From the Earth to the Moon
compares poorly to 20,000 Leagues in other ways as well. Where Disney
had steadfastly refused, for instance, to add an arbitrary woman to the story’s
all-male cast, the makers of From the Earth to the Moon send the admittedly
lovely Debra Paget brazenly to the Moon for the most transparent and unlikely
of reasons. Mainly, this film illustrates the crucial importance of good art
direction in a Fireside SF film. If, as we’ve posited in these pages,
these movies are really early examples of the alternate history genre, then
the reason becomes clear. Alternate history needs, even more than most filmed
science fiction, to be visually believable. After all, we know what the real
19th century looked like and however wacky our alternative version of it is
going to be, our departures must fit realistically into the actual world already
recorded onto the pages of history. In From the Earth to the Moon,
however, the rocket-to-the-Moon looks like any other 1950s rocket-to-the-Moon.

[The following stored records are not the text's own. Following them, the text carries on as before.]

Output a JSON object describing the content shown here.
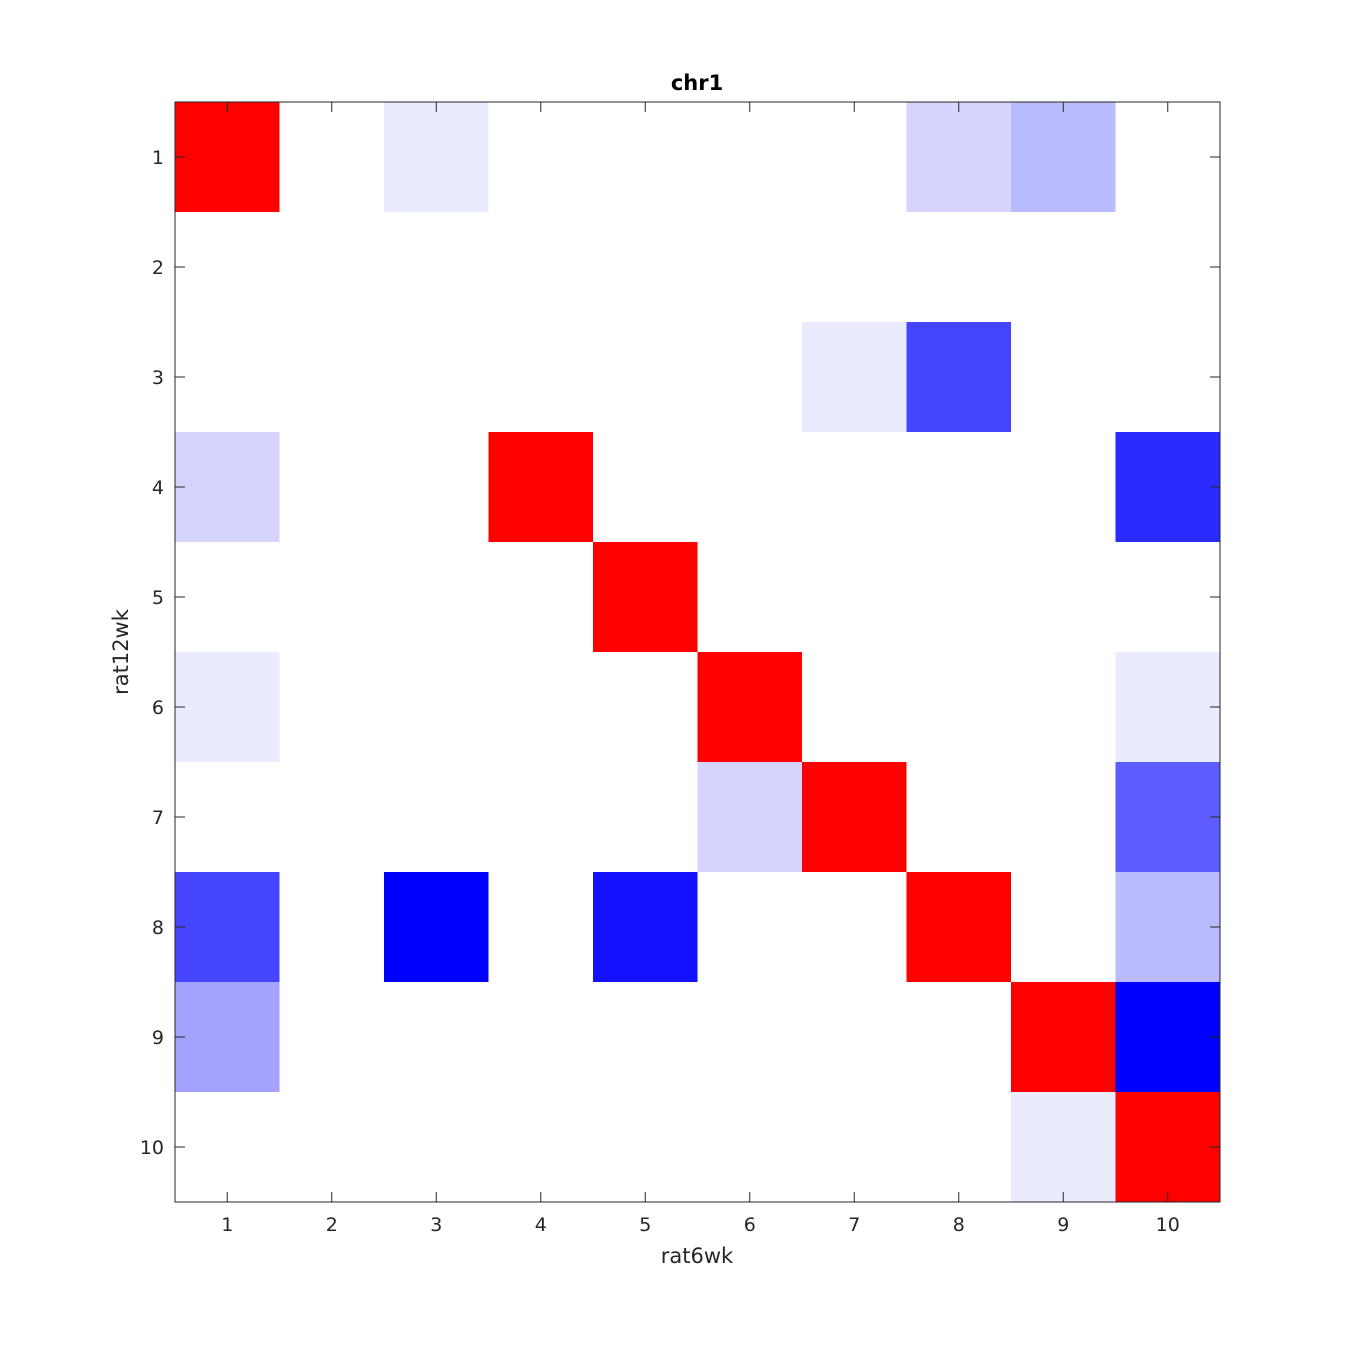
{
  "chart_data": {
    "type": "heatmap",
    "title": "chr1",
    "xlabel": "rat6wk",
    "ylabel": "rat12wk",
    "x_categories": [
      "1",
      "2",
      "3",
      "4",
      "5",
      "6",
      "7",
      "8",
      "9",
      "10"
    ],
    "y_categories": [
      "1",
      "2",
      "3",
      "4",
      "5",
      "6",
      "7",
      "8",
      "9",
      "10"
    ],
    "grid": false,
    "colormap": "blue-white-red",
    "colors": {
      "positive": "#ff0000",
      "negative": "#0000ff",
      "neutral": "#ffffff",
      "axis": "#262626"
    },
    "matrix": [
      [
        1.0,
        0,
        -0.08,
        0,
        0,
        0,
        0,
        -0.17,
        -0.27,
        0
      ],
      [
        0,
        0,
        0,
        0,
        0,
        0,
        0,
        0,
        0,
        0
      ],
      [
        0,
        0,
        0,
        0,
        0,
        0,
        -0.08,
        -0.73,
        0,
        0
      ],
      [
        -0.17,
        0,
        0,
        1.0,
        0,
        0,
        0,
        0,
        0,
        -0.83
      ],
      [
        0,
        0,
        0,
        0,
        1.0,
        0,
        0,
        0,
        0,
        0
      ],
      [
        -0.08,
        0,
        0,
        0,
        0,
        1.0,
        0,
        0,
        0,
        -0.08
      ],
      [
        0,
        0,
        0,
        0,
        0,
        -0.17,
        1.0,
        0,
        0,
        -0.64
      ],
      [
        -0.73,
        0,
        -1.0,
        0,
        -0.93,
        0,
        0,
        1.0,
        0,
        -0.27
      ],
      [
        -0.36,
        0,
        0,
        0,
        0,
        0,
        0,
        0,
        1.0,
        -1.0
      ],
      [
        0,
        0,
        0,
        0,
        0,
        0,
        0,
        0,
        -0.08,
        1.0
      ]
    ]
  }
}
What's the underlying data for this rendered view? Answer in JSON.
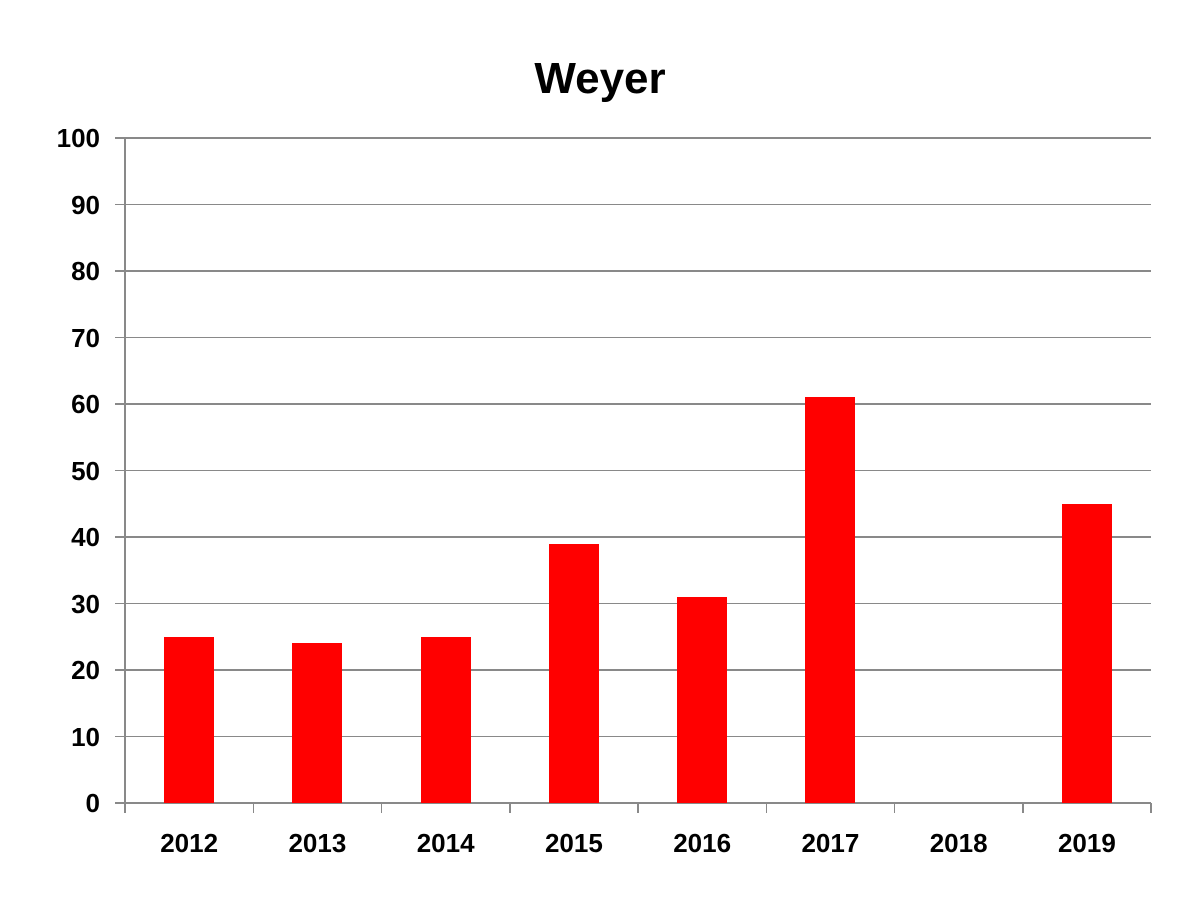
{
  "chart_data": {
    "type": "bar",
    "title": "Weyer",
    "categories": [
      "2012",
      "2013",
      "2014",
      "2015",
      "2016",
      "2017",
      "2018",
      "2019"
    ],
    "values": [
      25,
      24,
      25,
      39,
      31,
      61,
      0,
      45
    ],
    "xlabel": "",
    "ylabel": "",
    "ylim": [
      0,
      100
    ],
    "ytick_step": 10,
    "grid": true,
    "legend": null,
    "bar_color": "#FF0000",
    "axis_color": "#898989",
    "text_color": "#000000",
    "background_color": "#FFFFFF"
  }
}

And the sound effects (lifted intact from Louis & Bebe Barron’s electronic
score to Forbidden Planet) have an unmistakably modern sound that goes
a long way toward killing whatever period atmosphere had been created up to
that point. The special effects are bad, too—surprisingly bad given the
decent production values on display elsewhere in the film. All of this simply
reminds the viewer, over and over, of how good 20,000 Leagues Under the
Sea really was…which is not, one suspects, what the filmmakers were
aiming at.
Director Byron Haskin gave us much
better; his other genre credits include memorable films like War of the
Worlds, The Naked Jungle, Captain Sindbad, and Robinson
Crusoe on Mars. But here, for the first time in the cycle, Jules Verne
actually fares poorly. As a matter of fact, his original story gets a much better
send-off at Disneyland Paris, where, as a theme park attraction, it soars—in
a way this weak, unconvincing film can only hint at.